A Toronto local of the Teamsters Union is asking the Ontario Labour Relations Board to declare that the Teamsters not be barred from organizing crew members who provide location and transportation services for the movie industry in Ontario.
In an issue going back to 2002, Teamster Local 847 is scheduled to present its case at the OLRB on Wednesday, June 29, 2011, at 505 University Avenue, beginning at 9:30 a.m.
In 2002, the Teamster local signed up the employees of two companies providing location and transportation services for seven movies being shot in Toronto at the time and asked the producers to accept the certification.
The companies were Cheyenne Support Service Inc. and Bogeyman Locations but only Cheyenne, owned by Bob Watson and Ron Marki, is pursuing the case before the OLRB.
The Directors Guild of Canada, Directors Guild of Ontario (DGCO) and the Canadian Film and Television Production Association (CFTPA) opposed the Teamster involvement and after the Teamster certification at the two companies the DGCO required the crew members to sign a Guild “deal memo” if they wanted to perform work on a film set.
The employees of the two companies refused and, as a result, were fired from the set – in one case being escorted off by an armed Toronto Police Service officer. Prior to the Teamster move, the security employees were not asked to sign such a memo.
Neither of the two companies have been employed by producers since.
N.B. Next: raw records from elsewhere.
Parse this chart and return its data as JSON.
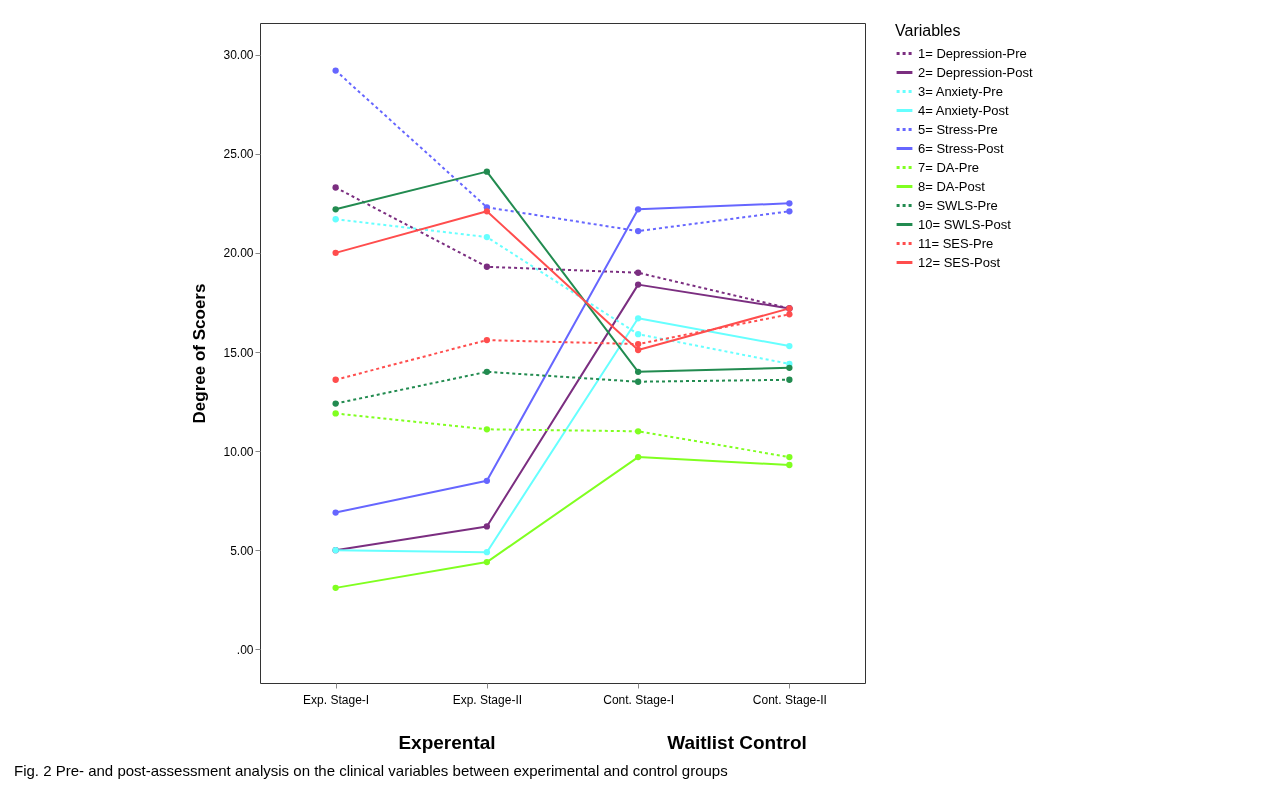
{
  "chart_data": {
    "type": "line",
    "ylabel": "Degree of Scoers",
    "legend_title": "Variables",
    "categories": [
      "Exp. Stage-I",
      "Exp. Stage-II",
      "Cont. Stage-I",
      "Cont. Stage-II"
    ],
    "ylim": [
      -1.7,
      31.6
    ],
    "yticks": [
      {
        "value": 0,
        "label": ".00"
      },
      {
        "value": 5,
        "label": "5.00"
      },
      {
        "value": 10,
        "label": "10.00"
      },
      {
        "value": 15,
        "label": "15.00"
      },
      {
        "value": 20,
        "label": "20.00"
      },
      {
        "value": 25,
        "label": "25.00"
      },
      {
        "value": 30,
        "label": "30.00"
      }
    ],
    "grid": false,
    "legend": "right",
    "marker": "circle",
    "series": [
      {
        "name": "1= Depression-Pre",
        "color": "#7b2e80",
        "line_style": "dotted",
        "values": [
          23.3,
          19.3,
          19.0,
          17.2
        ]
      },
      {
        "name": "2= Depression-Post",
        "color": "#7b2e80",
        "line_style": "solid",
        "values": [
          5.0,
          6.2,
          18.4,
          17.2
        ]
      },
      {
        "name": "3= Anxiety-Pre",
        "color": "#66ffff",
        "line_style": "dotted",
        "values": [
          21.7,
          20.8,
          15.9,
          14.4
        ]
      },
      {
        "name": "4= Anxiety-Post",
        "color": "#66ffff",
        "line_style": "solid",
        "values": [
          5.0,
          4.9,
          16.7,
          15.3
        ]
      },
      {
        "name": "5= Stress-Pre",
        "color": "#6666ff",
        "line_style": "dotted",
        "values": [
          29.2,
          22.3,
          21.1,
          22.1
        ]
      },
      {
        "name": "6= Stress-Post",
        "color": "#6666ff",
        "line_style": "solid",
        "values": [
          6.9,
          8.5,
          22.2,
          22.5
        ]
      },
      {
        "name": "7= DA-Pre",
        "color": "#80ff20",
        "line_style": "dotted",
        "values": [
          11.9,
          11.1,
          11.0,
          9.7
        ]
      },
      {
        "name": "8= DA-Post",
        "color": "#80ff20",
        "line_style": "solid",
        "values": [
          3.1,
          4.4,
          9.7,
          9.3
        ]
      },
      {
        "name": "9= SWLS-Pre",
        "color": "#228b50",
        "line_style": "dotted",
        "values": [
          12.4,
          14.0,
          13.5,
          13.6
        ]
      },
      {
        "name": "10= SWLS-Post",
        "color": "#228b50",
        "line_style": "solid",
        "values": [
          22.2,
          24.1,
          14.0,
          14.2
        ]
      },
      {
        "name": "11= SES-Pre",
        "color": "#ff4d4d",
        "line_style": "dotted",
        "values": [
          13.6,
          15.6,
          15.4,
          16.9
        ]
      },
      {
        "name": "12= SES-Post",
        "color": "#ff4d4d",
        "line_style": "solid",
        "values": [
          20.0,
          22.1,
          15.1,
          17.2
        ]
      }
    ],
    "annotations": [
      "Experental",
      "Waitlist Control",
      "Fig. 2 Pre- and post-assessment analysis on the clinical variables between experimental and control groups"
    ]
  }
}
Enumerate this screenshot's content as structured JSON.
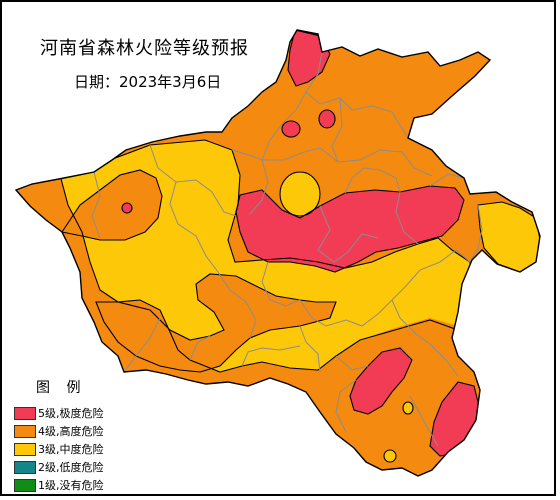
{
  "title": "河南省森林火险等级预报",
  "date": "日期：2023年3月6日",
  "legend": {
    "title": "图 例",
    "items": [
      {
        "label": "5级,极度危险",
        "color": "#f23c55",
        "level": 5
      },
      {
        "label": "4级,高度危险",
        "color": "#f58a10",
        "level": 4
      },
      {
        "label": "3级,中度危险",
        "color": "#fcc807",
        "level": 3
      },
      {
        "label": "2级,低度危险",
        "color": "#14868a",
        "level": 2
      },
      {
        "label": "1级,没有危险",
        "color": "#118c16",
        "level": 1
      }
    ]
  },
  "colors": {
    "boundary": "#8c8c8c",
    "outline": "#000000"
  }
}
Bob Watson and Ron Marki, the owners of Cheyenne, who also provided labour for the film shoots have also not worked in the industry since.
The Teamsters filing with the OLRB also alleges unfair labour practices by the Directors Guild and the producers’ association. The lawyers for Teamster local 847 and Cheyenne argue that employees should have a right to choose the union of their choice.
The employees had no voice in selecting the DGCO as their union. The production company allegedly voluntarily recognized the DGCO prior to contracting with Cheyenne, the security company, and then required its employees to sign up with the DGCO. Thus the employees had no say in whether they wanted to be represented by the DGCO or the Teamsters as their union.
Under their non-union status the guards were paid $11 to $13 an hour and were scheduled as needed without any limitations on hours or turnaround time.
Since the cased started, there have been numerous personnel changes at the OLRB and a number of preliminary motions by both sides.